In the beginning ‘Gott’ was neutral gender (it), then it began to
be used as a singular masculine noun. Plural for Gott is Götter,
and its feminine word is Göttin/Göttinen for goddess/goddesses. The
word Gott means: (1) The Greek or Roman god. (2) The highest being
with superhuman and supernatural powers and the object of religious faith
and worship. (3) The creator and maintainer of the world (in Christian
faith).
According to the above descriptions it is evident that
the general concept of the word God originated from the idea of
propitiating an unknown ‘spirit’ of nature by prayingly calling it and
invoking it in order to gain its favor for the fulfillment of some of
one’s own personal desires. Those nature spirits or nature energies were
referred to with different words in different languages. The concept of
the individualized nature spirits was the creation of the imaginations of
Homer who gave them proper names (like Zeus etc.) and imagined them in
human forms with supernatural powers and with humanlike emotions of love,
hate and anger. They were called god and goddess whose wrath was supposed
to be disastrous for mankind.
This ideology gave rise to many kinds and classes of
mythological gods and goddesses which were being worshipped and invoked
with elaborate animal sacrifices in various countries in those days.
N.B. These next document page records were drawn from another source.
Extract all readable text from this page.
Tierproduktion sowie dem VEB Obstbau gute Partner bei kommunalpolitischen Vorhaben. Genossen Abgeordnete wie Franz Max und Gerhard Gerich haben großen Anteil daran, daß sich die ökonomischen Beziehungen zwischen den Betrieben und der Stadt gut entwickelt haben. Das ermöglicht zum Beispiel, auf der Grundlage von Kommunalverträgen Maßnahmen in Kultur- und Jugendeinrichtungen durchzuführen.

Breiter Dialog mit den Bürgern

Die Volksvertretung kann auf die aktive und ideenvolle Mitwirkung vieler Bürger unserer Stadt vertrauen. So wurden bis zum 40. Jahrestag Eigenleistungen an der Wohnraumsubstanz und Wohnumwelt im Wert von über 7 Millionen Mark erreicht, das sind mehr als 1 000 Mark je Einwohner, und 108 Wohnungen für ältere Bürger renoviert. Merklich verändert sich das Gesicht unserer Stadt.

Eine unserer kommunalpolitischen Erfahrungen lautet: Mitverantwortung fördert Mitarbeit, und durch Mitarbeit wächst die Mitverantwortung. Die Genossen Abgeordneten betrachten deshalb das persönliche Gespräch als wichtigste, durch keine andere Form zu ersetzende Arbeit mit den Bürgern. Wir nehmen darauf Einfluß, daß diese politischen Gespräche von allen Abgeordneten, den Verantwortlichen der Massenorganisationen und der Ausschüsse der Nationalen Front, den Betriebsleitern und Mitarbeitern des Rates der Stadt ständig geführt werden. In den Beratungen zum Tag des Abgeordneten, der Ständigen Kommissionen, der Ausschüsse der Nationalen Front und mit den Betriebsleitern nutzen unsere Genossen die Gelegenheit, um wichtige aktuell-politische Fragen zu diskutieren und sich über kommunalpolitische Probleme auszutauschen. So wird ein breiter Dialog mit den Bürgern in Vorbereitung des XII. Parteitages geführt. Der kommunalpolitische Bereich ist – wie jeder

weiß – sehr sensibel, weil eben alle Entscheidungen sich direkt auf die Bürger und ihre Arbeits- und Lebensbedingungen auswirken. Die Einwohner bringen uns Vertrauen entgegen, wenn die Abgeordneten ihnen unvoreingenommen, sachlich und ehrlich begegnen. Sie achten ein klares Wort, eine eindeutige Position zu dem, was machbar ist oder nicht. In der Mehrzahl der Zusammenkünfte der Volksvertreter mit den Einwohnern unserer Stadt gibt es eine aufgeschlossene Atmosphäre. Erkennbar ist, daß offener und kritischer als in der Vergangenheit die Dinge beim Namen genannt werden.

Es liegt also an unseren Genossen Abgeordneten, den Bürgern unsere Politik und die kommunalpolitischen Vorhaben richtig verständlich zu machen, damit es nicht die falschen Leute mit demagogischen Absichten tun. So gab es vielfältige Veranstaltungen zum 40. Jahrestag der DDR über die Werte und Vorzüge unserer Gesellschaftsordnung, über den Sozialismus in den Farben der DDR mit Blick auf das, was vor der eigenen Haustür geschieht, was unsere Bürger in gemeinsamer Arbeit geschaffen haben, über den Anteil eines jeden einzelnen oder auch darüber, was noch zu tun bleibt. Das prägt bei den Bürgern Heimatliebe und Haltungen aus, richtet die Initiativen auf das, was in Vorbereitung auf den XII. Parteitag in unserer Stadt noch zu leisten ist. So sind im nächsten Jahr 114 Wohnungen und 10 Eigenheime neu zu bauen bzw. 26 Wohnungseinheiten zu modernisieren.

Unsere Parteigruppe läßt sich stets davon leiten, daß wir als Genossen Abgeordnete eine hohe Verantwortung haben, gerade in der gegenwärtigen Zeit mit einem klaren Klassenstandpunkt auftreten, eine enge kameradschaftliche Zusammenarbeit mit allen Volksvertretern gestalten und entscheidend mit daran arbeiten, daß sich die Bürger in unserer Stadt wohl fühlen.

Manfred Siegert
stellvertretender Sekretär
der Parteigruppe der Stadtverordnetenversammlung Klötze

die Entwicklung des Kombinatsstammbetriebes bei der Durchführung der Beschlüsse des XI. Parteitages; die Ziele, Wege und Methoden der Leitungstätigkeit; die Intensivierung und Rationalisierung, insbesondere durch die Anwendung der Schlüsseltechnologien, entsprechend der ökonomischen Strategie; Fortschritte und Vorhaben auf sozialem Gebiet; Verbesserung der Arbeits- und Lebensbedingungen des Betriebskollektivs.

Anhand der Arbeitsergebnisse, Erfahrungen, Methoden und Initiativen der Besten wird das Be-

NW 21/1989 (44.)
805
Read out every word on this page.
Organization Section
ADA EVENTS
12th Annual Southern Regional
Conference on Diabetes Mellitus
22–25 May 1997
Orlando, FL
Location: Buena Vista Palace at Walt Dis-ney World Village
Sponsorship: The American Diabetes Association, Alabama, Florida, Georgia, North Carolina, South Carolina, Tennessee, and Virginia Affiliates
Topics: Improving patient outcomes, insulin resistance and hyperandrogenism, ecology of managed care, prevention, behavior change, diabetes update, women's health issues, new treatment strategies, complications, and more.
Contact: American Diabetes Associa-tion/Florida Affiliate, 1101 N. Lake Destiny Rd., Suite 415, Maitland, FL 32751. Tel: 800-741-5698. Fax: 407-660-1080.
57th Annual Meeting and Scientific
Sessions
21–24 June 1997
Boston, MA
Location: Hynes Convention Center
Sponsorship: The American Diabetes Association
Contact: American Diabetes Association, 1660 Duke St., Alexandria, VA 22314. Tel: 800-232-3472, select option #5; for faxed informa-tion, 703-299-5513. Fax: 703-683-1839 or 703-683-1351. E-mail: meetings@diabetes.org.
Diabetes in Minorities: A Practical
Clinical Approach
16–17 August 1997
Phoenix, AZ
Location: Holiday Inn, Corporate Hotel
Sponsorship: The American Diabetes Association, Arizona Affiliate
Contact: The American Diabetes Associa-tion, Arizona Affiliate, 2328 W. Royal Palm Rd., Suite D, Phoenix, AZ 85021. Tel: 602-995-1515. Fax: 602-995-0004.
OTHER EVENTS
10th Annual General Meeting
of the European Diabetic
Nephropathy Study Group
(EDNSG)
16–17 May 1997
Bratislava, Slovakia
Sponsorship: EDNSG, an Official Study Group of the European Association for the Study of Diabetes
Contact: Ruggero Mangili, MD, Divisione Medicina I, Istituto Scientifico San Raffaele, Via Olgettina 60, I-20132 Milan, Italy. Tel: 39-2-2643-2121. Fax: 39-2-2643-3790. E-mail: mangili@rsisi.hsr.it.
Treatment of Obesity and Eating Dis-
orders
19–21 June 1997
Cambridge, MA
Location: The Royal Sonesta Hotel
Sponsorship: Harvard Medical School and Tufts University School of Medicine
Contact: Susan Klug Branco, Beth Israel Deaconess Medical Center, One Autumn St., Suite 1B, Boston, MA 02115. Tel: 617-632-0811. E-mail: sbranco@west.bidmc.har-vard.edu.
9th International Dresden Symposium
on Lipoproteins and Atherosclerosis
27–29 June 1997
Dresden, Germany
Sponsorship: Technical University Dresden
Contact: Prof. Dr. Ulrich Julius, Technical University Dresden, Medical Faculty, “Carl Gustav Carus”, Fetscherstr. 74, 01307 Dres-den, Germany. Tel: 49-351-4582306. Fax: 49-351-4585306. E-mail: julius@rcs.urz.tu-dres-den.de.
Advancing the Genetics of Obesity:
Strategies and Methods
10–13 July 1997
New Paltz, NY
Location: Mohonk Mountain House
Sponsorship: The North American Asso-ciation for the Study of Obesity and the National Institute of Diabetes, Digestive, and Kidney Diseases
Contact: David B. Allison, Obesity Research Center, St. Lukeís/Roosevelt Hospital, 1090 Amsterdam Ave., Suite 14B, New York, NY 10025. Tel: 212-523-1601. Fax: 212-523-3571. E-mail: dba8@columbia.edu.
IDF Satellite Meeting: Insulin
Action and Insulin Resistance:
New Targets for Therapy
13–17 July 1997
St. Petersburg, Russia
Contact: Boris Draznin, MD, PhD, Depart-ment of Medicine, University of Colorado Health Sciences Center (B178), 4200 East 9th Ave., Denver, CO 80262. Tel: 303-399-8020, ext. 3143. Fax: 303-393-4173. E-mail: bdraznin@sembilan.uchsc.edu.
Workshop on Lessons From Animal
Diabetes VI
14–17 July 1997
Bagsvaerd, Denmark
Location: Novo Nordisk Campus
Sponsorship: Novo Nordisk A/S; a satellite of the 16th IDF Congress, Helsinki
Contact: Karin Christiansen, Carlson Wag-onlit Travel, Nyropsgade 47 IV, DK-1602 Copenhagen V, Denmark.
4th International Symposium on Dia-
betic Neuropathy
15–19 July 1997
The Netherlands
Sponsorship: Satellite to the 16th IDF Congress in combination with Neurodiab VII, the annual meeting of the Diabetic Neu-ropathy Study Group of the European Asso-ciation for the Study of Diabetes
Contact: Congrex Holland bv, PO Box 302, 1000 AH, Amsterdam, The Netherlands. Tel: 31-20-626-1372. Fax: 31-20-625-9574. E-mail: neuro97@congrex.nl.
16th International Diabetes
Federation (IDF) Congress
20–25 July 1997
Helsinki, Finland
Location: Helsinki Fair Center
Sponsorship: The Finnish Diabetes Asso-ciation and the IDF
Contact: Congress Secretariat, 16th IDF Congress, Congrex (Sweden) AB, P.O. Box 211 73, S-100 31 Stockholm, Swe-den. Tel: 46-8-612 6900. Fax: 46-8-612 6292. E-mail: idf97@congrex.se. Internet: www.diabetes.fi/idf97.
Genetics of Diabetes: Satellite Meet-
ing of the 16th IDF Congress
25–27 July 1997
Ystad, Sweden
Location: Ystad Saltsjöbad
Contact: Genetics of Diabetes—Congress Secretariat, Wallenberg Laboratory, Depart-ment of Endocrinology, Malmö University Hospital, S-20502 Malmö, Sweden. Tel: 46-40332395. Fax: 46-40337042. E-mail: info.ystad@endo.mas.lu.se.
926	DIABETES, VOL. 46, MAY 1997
Although Moses gave a new concept of only one God instead of many gods to
his people, but the basic form of elaborate animal sacrifices at the altar
remained the same. Jesus gave his preachings against the animal sacrifices
at the altar. Still, the wrathful nature of the kind God of the New
Testament (as described in the Revelation, Matthew and John etc.) remained
almost the same as it was in the Old Testament. Thus, from Homer to
the writers of the New Testament the metaphysical nature of god/God as
being the ‘spirit’ (of either an individual aspect of nature like ‘god of
rain,’ or god of the whole world) remained the same. Only certain
attributes and the style of writing the word ‘god/God’ changed.
Homeric gods and the God of both Old and New Testaments
in Hebrew, Aramaic and Greek wrote the term god with small ‘g.’ Latin and
English translations of the Bible started to write it with capital ‘G.’
The Old Testament in English wrote only ‘God,’ and the New Testament in
English began to write Father God. Homer mentioned gods as individual
‘spirits’ of the nature, but the ‘spirit God’ of the whole world (in Old
and New Testament) was attributed with the creatorship of this world. That
was all that differed. Still, the word God remained as an undefined
‘spirit.’
Thus, up to the period of the New Testament the concept
and the definition of God remained only on the metaphysical level with the
ambiguity of imagination that ‘it’ may be ‘he’ of some unknown form, yet
‘its’ definition remained only as a ‘spirit,’ which also has a
wrathful and vengeful nature with the power of judgement where the true
laws of the wrongs and the rights are not systematically defined.
That spirit-like metaphysical cosmic power (the
‘spirit’ God of the New Testament) was supposed to be the creator of the
world and its dwelling place was called the ‘heaven,’ just like Homer
imagined his imaginative gods to be living in the space of an assumed
dimension called the Olympus mountain. The terms ‘Father’ and ‘the kingdom
of God’ of the New Testament were not well defined in the NT so they had
no definite tangible meaning. They may have been paraphrased only to
attract the attention of the people.
Theologians of the world introduced their speculated
theories from time to time, and, in the middle ages, the definition of God
broadened a little, but still it remained in the realm of the universal
metaphysical (cosmic) energy. Even today the modern English dictionary
defines God as the supreme being and the ultimate reality, creator and
ruler of the universe, eternal, omnipotent and infinite.